交響曲第4番変ホ長調「ロマンティック」
オイゲン・ヨッフム指揮シュターツカペレ・ドレスデン
75/12/07
EMI 5-73905-2(全集)

 2004年6月に「決定盤1300」という廉価盤が再発されたようだ。(24bit REMASTERINGで音質向上しているかもしれないが国内盤は絶対買わん。HS-2088を所有していたのならもしかして食指が動いたのかもしれないが、激安全集の音質に不満はない。)CDジャーナル誌付録の小冊子によると「レコード・アカデミー賞」とある。(知らなかった。)宣伝文の「全集の中でも最も評価の高かった演奏」という言葉に偽りはない。しかし、「作為というものが一切なく、だからブルックナーの祈りにも似た真摯なサウンドがストレートに伝わってくる」には疑問を感じるというより大嘘だと思う。(「真摯なサウンド」は明らかにおかしな表現だと思うが、cupiDのデータベースでは「作為の感じられない自然な佇まいが、ブルックナーの祈りにも似た音楽とよく合う」とあった。)「クラシック名盤&裏名盤ガイド」でこの演奏を推薦している吉田真のコメント「ただし、シンバルやティンパニーの追加をはじめ、劇的な表現にあふれた『異色』の演奏である」の方が絶対に正しい。
 この演奏ではテンポの急変が多く、時には予期しないところでの意味不明の加速も見られる。例えば第1楽章の3分40秒頃や4分10秒頃、次の第2楽章(←楽章単位で見ると16分台は「やや遅め」に分類されるかもしれないが、前楽章とのバランスを考えたらかなり遅め)は堂々とした歩みで進められるけれども、ここでもハ長調のクライマックスに向かって14分過ぎからテンポを上げていく。これは異例だと思う。スケルツォ主部もホルンが主題を吹く直前に少しずつテンポを上げている。このように挙げていったらキリがない。 ショルティがおとなしいと感じられるほどの「暴れん坊」ぶりである。
 また、吉田が述べたような打楽器の追加も忘れてはならない。第1楽章中間部のコラールにはティンパニが入り、終楽章冒頭でもシンバルが炸裂する。これはカラヤン75年盤と同じく改訂版採用である。(ただし、終楽章後半のティンパニは採用していない。)テンポの変化の頻度と激しさを考慮すれば、劇性はカラヤンをはるかに凌駕しているといえる。ところが、カラヤンが「人工的」とか「素朴さに欠ける」などと批判される一方で、ヨッフムが同じことをやっても「作為がない」「本質を逸脱していない」と褒められる。因果なものである。

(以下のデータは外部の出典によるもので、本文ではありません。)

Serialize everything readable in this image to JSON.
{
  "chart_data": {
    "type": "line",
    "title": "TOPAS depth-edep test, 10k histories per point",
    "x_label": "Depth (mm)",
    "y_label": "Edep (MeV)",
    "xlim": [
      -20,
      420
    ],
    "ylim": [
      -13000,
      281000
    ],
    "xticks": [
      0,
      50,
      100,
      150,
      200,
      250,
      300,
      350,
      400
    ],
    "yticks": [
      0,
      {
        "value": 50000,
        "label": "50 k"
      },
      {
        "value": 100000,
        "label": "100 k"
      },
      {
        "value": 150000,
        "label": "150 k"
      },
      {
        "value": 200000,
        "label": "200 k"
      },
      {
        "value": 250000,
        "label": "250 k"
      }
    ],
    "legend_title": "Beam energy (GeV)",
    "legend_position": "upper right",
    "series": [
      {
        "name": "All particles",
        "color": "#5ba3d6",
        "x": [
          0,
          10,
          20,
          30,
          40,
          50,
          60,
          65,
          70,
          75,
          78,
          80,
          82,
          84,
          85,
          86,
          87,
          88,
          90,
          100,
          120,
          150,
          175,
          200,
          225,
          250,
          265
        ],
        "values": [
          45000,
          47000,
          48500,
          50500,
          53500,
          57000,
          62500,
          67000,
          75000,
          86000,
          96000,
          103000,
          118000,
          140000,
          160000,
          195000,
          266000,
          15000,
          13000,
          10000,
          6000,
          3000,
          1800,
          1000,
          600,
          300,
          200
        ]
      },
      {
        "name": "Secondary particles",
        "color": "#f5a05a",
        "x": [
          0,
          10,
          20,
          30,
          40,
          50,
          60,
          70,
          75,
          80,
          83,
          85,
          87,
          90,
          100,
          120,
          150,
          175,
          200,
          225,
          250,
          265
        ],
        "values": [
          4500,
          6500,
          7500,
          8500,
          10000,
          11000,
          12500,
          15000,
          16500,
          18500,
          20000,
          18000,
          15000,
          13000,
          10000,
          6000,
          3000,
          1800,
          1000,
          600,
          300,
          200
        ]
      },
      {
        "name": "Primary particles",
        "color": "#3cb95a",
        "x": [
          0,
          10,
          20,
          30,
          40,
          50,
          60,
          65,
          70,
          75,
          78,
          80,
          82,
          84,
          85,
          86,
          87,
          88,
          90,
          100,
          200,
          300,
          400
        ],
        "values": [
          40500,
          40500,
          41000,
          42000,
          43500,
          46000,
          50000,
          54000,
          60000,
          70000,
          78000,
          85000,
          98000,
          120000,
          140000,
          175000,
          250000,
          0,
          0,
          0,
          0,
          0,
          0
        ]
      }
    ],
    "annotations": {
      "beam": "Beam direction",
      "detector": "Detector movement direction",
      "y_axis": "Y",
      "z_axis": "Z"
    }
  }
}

 なお、EMIに対抗してDGからもBPOとの国内廉価盤(こちらは1200円)が再発された。こちらも「バイエルン放送響も交えた第1回目の全集中、最も充実した演奏として評価が高いもの」で、「ヨッフムの代表的録音である『ブルックナー:宗教曲集』に通じる、深い敬虔さを持った美しい響きに満ちている」ということだが、「テンポが寸詰まり」というネット評を見たので購入の予定はない。(ただし、旧盤と新盤の演奏時間はそんなに違いはなく、中間楽章はほとんど同じ。)

追記:上記「決定盤1300」シリーズ発売直後から、某巨大掲示板のクレンペラースレッドにて劣悪音質に対するリスナーの不満が噴出している。何たることか、マスタリング担当はあのO崎らしい。絶対に買ってはいけない!